The two dead otters found near Changi Sailing Club are believed to belong to the Pasir Ris family, which usually roam the waters off Pasir Ris and Changi.PHOTOS: FACEBOOK/ OTTERWATCH

One carcass found on beach and other was in a metal cage under Changi boardwalk

Two otters believed to be from the Pasir Ris family were found dead near the Changi Sailing Club.

A member of the public who discovered the otters on Wednesday alerted Facebook page OtterWatch yesterday morning.

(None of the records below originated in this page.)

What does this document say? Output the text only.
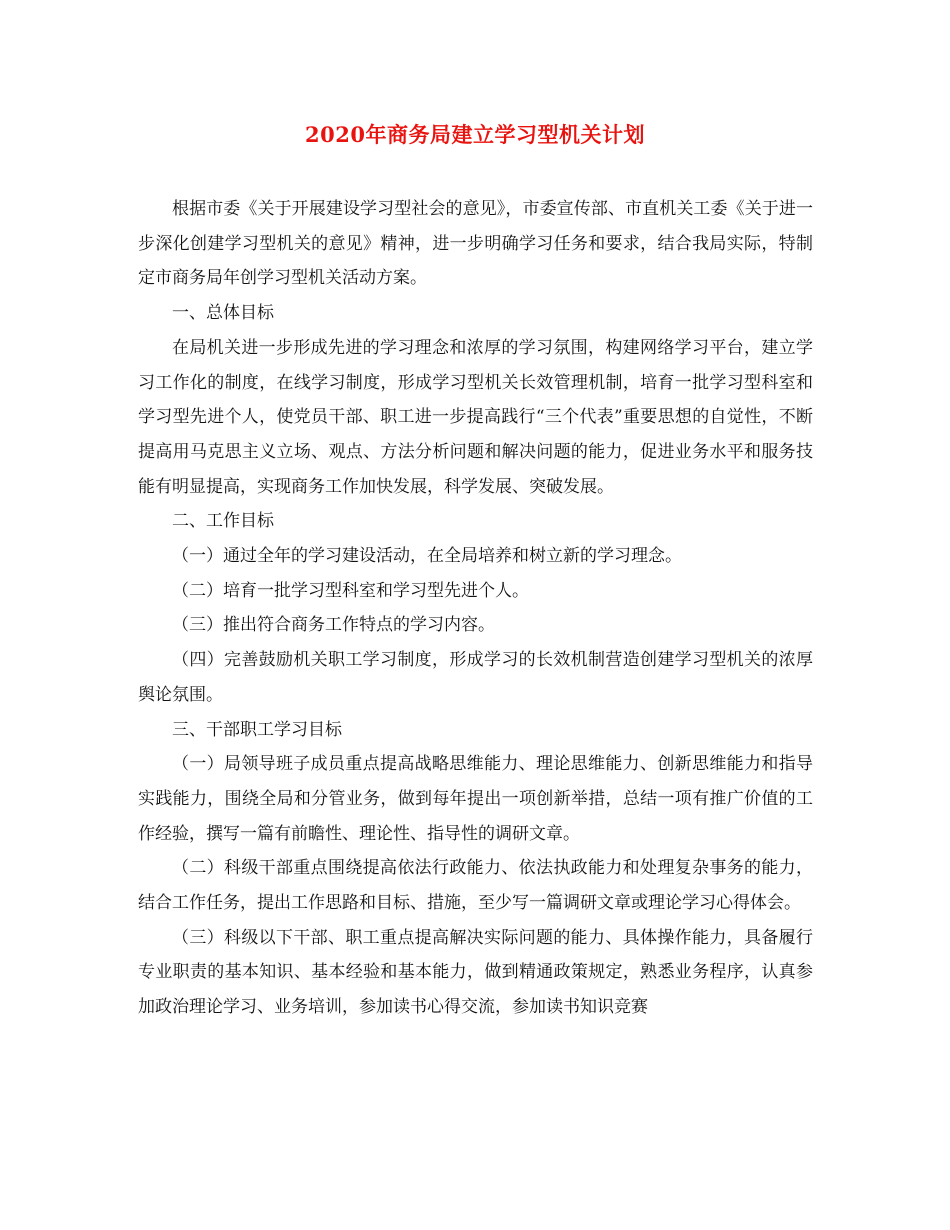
2020年商务局建立学习型机关计划

根据市委《关于开展建设学习型社会的意见》，市委宣传部、市直机关工委《关于进一步深化创建学习型机关的意见》精神，进一步明确学习任务和要求，结合我局实际，特制定市商务局年创学习型机关活动方案。

一、总体目标

在局机关进一步形成先进的学习理念和浓厚的学习氛围，构建网络学习平台，建立学习工作化的制度，在线学习制度，形成学习型机关长效管理机制，培育一批学习型科室和学习型先进个人，使党员干部、职工进一步提高践行“三个代表”重要思想的自觉性，不断提高用马克思主义立场、观点、方法分析问题和解决问题的能力，促进业务水平和服务技能有明显提高，实现商务工作加快发展，科学发展、突破发展。

二、工作目标

（一）通过全年的学习建设活动，在全局培养和树立新的学习理念。

（二）培育一批学习型科室和学习型先进个人。

（三）推出符合商务工作特点的学习内容。

（四）完善鼓励机关职工学习制度，形成学习的长效机制营造创建学习型机关的浓厚舆论氛围。

三、干部职工学习目标

（一）局领导班子成员重点提高战略思维能力、理论思维能力、创新思维能力和指导实践能力，围绕全局和分管业务，做到每年提出一项创新举措，总结一项有推广价值的工作经验，撰写一篇有前瞻性、理论性、指导性的调研文章。

（二）科级干部重点围绕提高依法行政能力、依法执政能力和处理复杂事务的能力，结合工作任务，提出工作思路和目标、措施，至少写一篇调研文章或理论学习心得体会。

（三）科级以下干部、职工重点提高解决实际问题的能力、具体操作能力，具备履行专业职责的基本知识、基本经验和基本能力，做到精通政策规定，熟悉业务程序，认真参加政治理论学习、业务培训，参加读书心得交流，参加读书知识竞赛
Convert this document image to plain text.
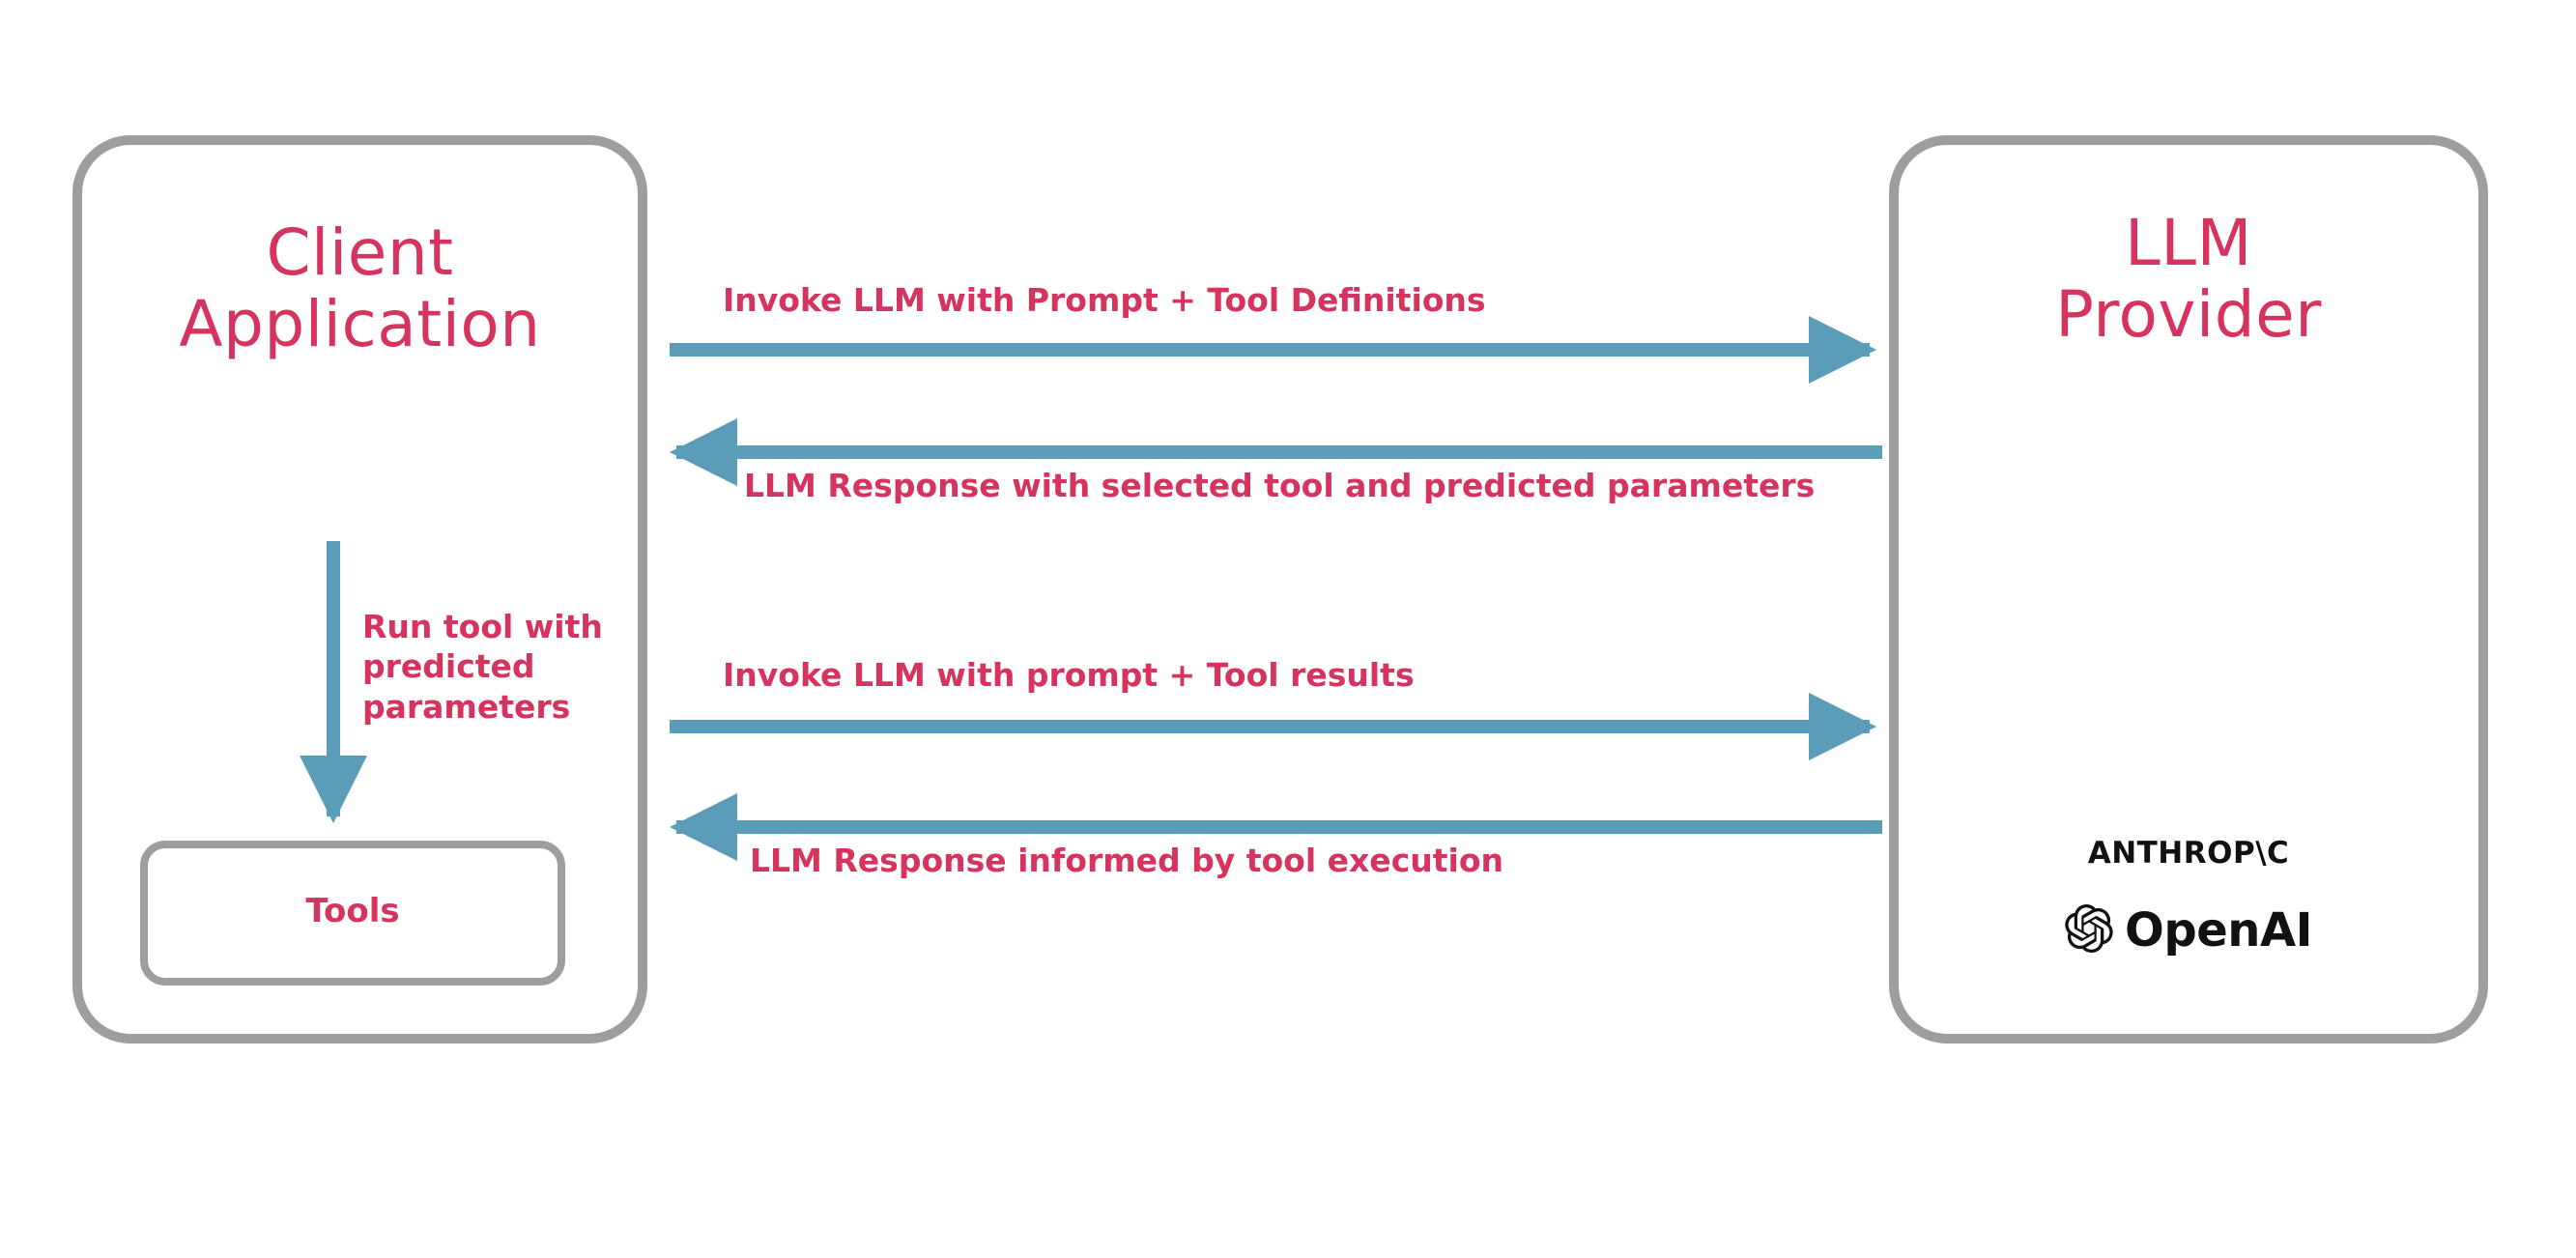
Client
Application
Tools
LLM
Provider
ANTHROP\C
OpenAI
Invoke LLM with Prompt + Tool Definitions
LLM Response with selected tool and predicted parameters
Invoke LLM with prompt + Tool results
LLM Response informed by tool execution
Run tool with predicted parameters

Photos shared by OtterWatch show one of the otters covered in mud in a large metal cage under a boardwalk, while the other had been washed up on the beach.

Avid otter watcher Jeffrey Teo, who is part of OtterWatch, told The Straits Times that the otter in the cage was "in a bad shape".

It had cuts on its face and a monitor lizard was seen chewing on its body, he said, adding that the carcass will be handed over to the Wildlife Reserves Singapore for a post-mortem.

However, the carcass of the other otter was no longer there by the time volunteers arrived.

National University of Singapore biology lecturer N. Sivasothi, who heads the Otter Working Group, told ST that the otters were likely from the Pasir Ris family, comprising 10 adults and four pups.

The two dead otters found near Changi Sailing Club are believed to belong to the Pasir Ris family, which usually roam the waters off Pasir Ris and Changi.
The two dead otters found near Changi Sailing Club are believed to belong to the Pasir Ris family, which usually roam the waters off Pasir Ris and Changi. PHOTOS: FACEBOOK/ OTTERWATCH

They usually roam the waters off Pasir Ris and Changi. But in November last year, they made a surprise appearance on the tarmac of Changi Airport.

Mr Sivasothi said that the otters, just like other wild animals, could have been looking for food when they became trapped. He added that if fish had been used as bait, then this could have led the otters to enter the cage to get to it.

Members of the public can alert water agency PUB to suspicious activities in Singapore's reservoirs.

In June last year, a dead otter was found in a cage at Marina Promenade in the Kallang Basin. A man was caught later the same day as he was setting up traps in the area.

It is illegal to use trapping cages in reservoirs or waterways, even in areas where fishing is allowed.

Those caught trapping any animal or doing something that hurts fauna in a reservoir may be fined up to $3,000.